Rainbow Salad and succession planting.

I don’t fault anyone who is scared of or scarred from eating beets as a child. I don’t recall ever being forced to eat one, but I must’ve bravely tried one because I’ll never forget the dirty taste. And soft! Who would eat a soft, pickled vegetable?! (Not talking about you, cucumbers, you crisp little loves!)

This year I sowed half a packet of beets next to the rutabagas. I only eat them one way—raw, shredded, and mixed with the lovely sweet, crunchy flavors of green apple and carrot. Today I dressed it with lime juice and a few petals of calendula. Rainbow salad! My kids haven’t fallen in love with beets, but we are eating them and having lots of fun doing it.

Our other garden recipe du jour is of the Hidden Valley variety. I told the kids about this restaurant that got famous for its salad dressing and they didn’t believe me. Who knows, maybe I just made it up. We chopped up parsley, dill, basil, and onion tops into some sour cream and added garlic powder, salt and pepper. I’m wishing I’d planted thyme and rosemary—I guess I still can!
These little recipes with beets and sour cream-topped fried potatoes go perfectly with the book Joe and I are reading right now about the royal Romanovs. All we are missing is tea and black bread and the exile to Siberia.

I wasn’t a big reader of gardening books till we moved back from Colorado, probably because my growing season their was very microclimate-limited and touchy. There wasn’t time for books—we hit the finally-thawed ground running. It was an experiment in will it grow? Here I think more along the lines of, how many times can I plant and harvest? Really, I take out a seed packet every time I weed or discard old, buggy broccoli plants and the like.

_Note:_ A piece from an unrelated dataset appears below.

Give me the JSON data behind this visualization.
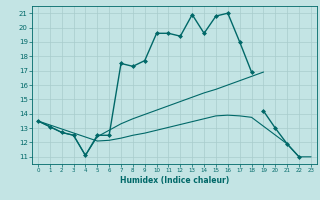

I’ve stopped trying to record my sowing and harvesting days. Every time there is a new space, I put a seed in it. After I’ve gotten a few summer squash off a plant, I start a new plant alongside it to sprout so I can remove the old one before the bugs show up.

New bush beans to take the place of the old ones.

Coincidentally, I’ve come across this idea of succession planting and the “bounty gardener”—stretching seasons to grow and produce a maximum harvest. Why, growing up, did everyone plant their garden and let it go all to heck mid-July? (Certainly because it’s a way to celebrate the end of winter and the miracle of summer.)
Why is everyone trying to get rid of cucumbers and zucchini and tomatoes by the barrel full? (See answer to former question.)
But it does make sense to plant a little now, a little later. Who knew it was worth writing books about. It’s one of those sneaking suspicions you have but can’t articulate, then someone smarter than you does what you couldn’t.